Understanding the utility of MPR

Kevin Cast, vice president, Curascript, explains how medication possession ratios (MPR) can improve forecasting and compliance



Kevin Cast, vice president, Curascript, explains how medication possession ratios (MPR) can improve forecasting and compliance



Medication possession ratio (MPR) has become a standard statistical measurement for medication adherence via pharmacy claims.


It can be used to generate significant data about forecasting as well as compliance.


A study initiated by Express Scripts, for example, suggests that financial incentives are not enough to encourage greater compliance with medication for chronic conditions.


Researchers found that decreasing co-payments resulted in only a modest 2.5 percentage point increase in patients' compliance with their medication.


The study focused on examining the effect on medication compliance of a decrease in patient co-payments and demand for statins after the simvastatin patent expiration in 2006.


Statins are prescription drugs used to lower cholesterol and triglycerides. 


Patient compliance was measured using MPRthe proportion of days patients took prescribed medications compared to all days after the first prescription was filled.


Compliance was defined as an MPR of 80% or greater.


An almost identical percentage of intervention patients (10.5%) compared with control patients (10.0%) increased their MPR from less than 80% in the pre-period to greater than 80% in the post-period. (For more background on MPR, see Why metrics matter in patient adherence.)


Impacting MPR


Our ability to impact MPR, where appropriate, has increased in many disease states, yet possibly diminished in others, says Kevin Cast, vice president, Curascript.


Older products in open distribution models (i.e., products available at both retail and Specialty outlets) may actually be harder to significantly impact, since the patient has many references upon which to draw.


While this is positive, an SPs ability to clinically interface with a patient at times can be challenging. 


Competition exists among primary healthcare professions, the pharmacist, and their friendscall center hubs and even SP compliance programs. 


The end result may be a very compliant patient or a very frustrated patient, Cast says.


That said, even in an open distribution program, MPR can vary greatly between retail, specialty, and even within an SP. For products focused on SP [not available at retail], MPR is often easier to impact, as the controls are in place to have the SP work as a key caregiver and thus impact outcomes.


Measuring MPR


MPR is the number of eligible days in the measurement period during which the member possessed any medication in the class.


This number is divided by the number of days in the period.


The key factor, according to Cast, is related to determining an appropriate measurement period. 


He says chronic products (MS, HepC) are typically calculated using longer periods (365 days, or at least 180 days), while other products, like oral oncology drugs, will typically use shorter periods. 


A study released earlier this year used several statistical methods to assess patient data and examine the relationship between the timing of drug exposure and long-term outcomes.

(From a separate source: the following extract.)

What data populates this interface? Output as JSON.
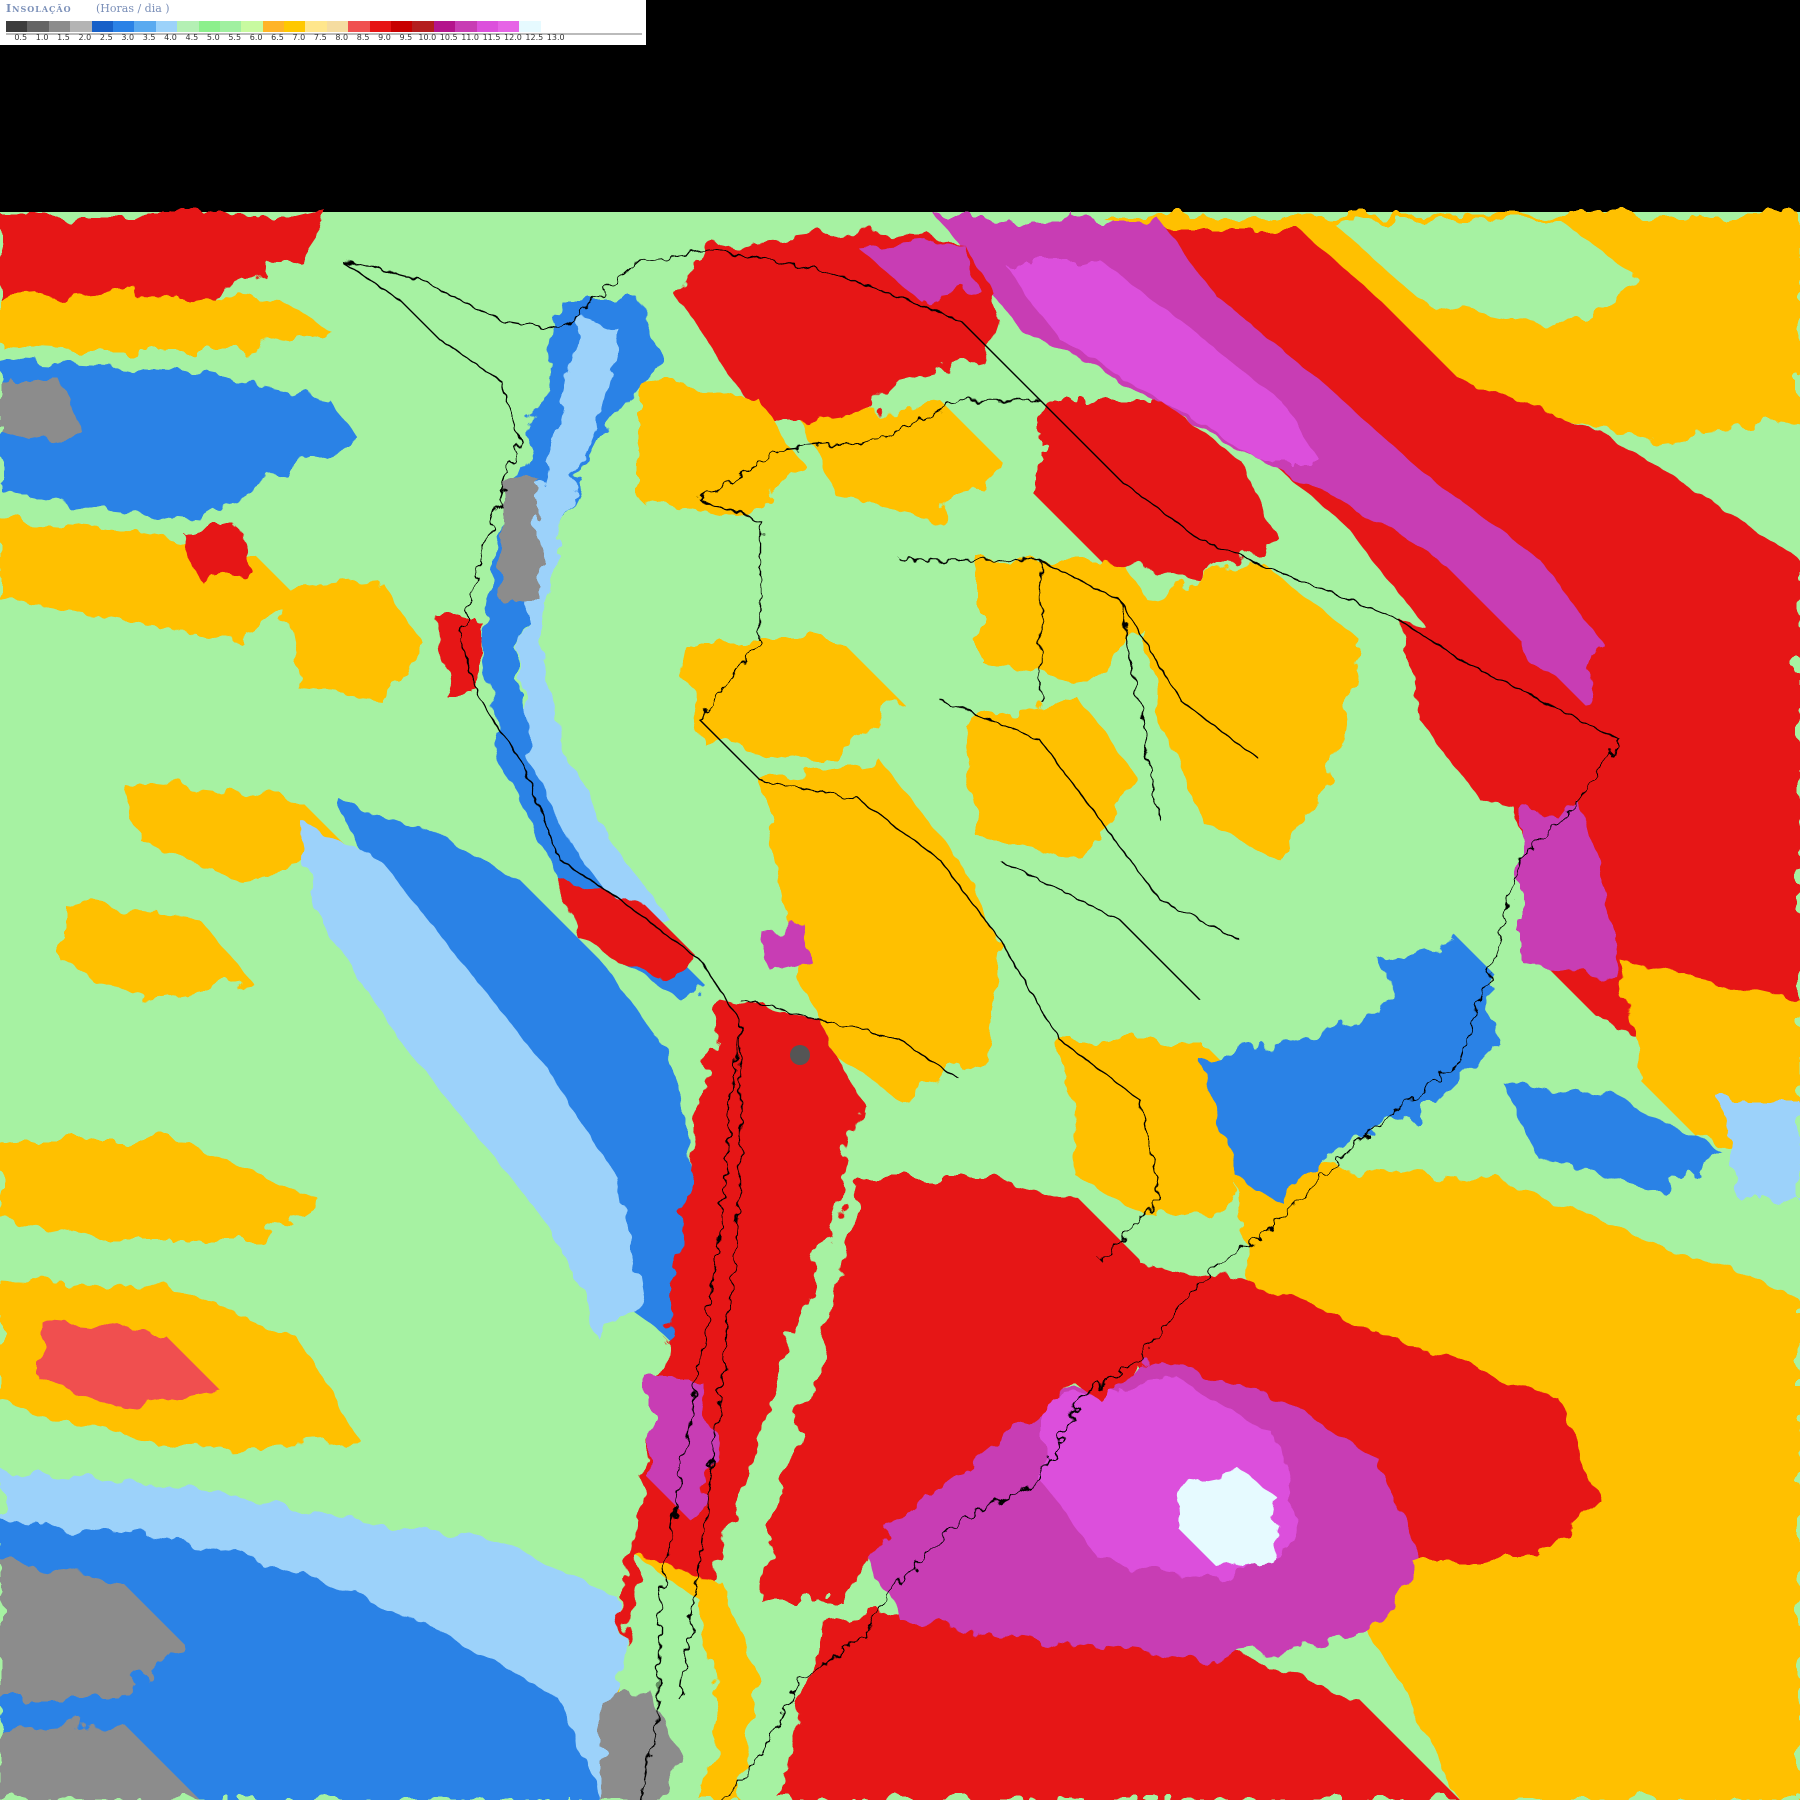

The study, sponsored by Bayer HealthCare Pharmaceuticals, featured longitudinal data from 372 patients collected 16 years after the start of the registration trial.


The study set out to investigate the relationship between timing of drug initiation and exposure and long-term outcomes.


Drug exposure was measured as MPR, defined as the actual time the patient received therapy divided by the total time possible before a negative outcome was reached (or at data censor).


A statistical method called recursive partitioning was then used to divide treatment groups into high or low exposure and to determine the relationship between length of drug exposure and long-term outcomes.


The use of MPR was said to reduce the bias introduced in long-term trials by the tendency of patients who are doing well on therapy to stay on therapy and for patients who are doing poorly to stop.


MPR and disease states


MPR can vary greatly in any disease state, according to Cast.


An MS self-injectable product is a case in point: retail MPR is 76%; SP core program MPR is 90%; and SP customized P&C program MPR is 94%.


The difference lies in the number of patient contacts.


Retail has the fewest patient contacts; an SP core program may only have a proactive monthly refill reminder; a customized P&C program at an SP has scheduled clinical interventions with each patient who has opted in to the program.


An oral oncology product is another case in point.


MPR for an oral oncology product in open distribution is as follows: Retail MPR is 51.3%; core SP MPR is 60.5%.


Compared to MS, the MPR rates are low, but the therapy is completely different, thus clinically appropriate. 


Cast is not sure if MPR is currently used as a forecasting tool for compliance and production.


But if a manufacturing professional can understand MPR and how it affects forecasting and compliance, then this can feed into production schedules and overall profitability.


This may not be as important for a mass-market product, but in specialty markets it is critical to understand. (For more on specialty markets, see Patient compliance and specialty pharmacy products.)


Even a 5% to 15% MPR change can dramatically affect the number of units demanded.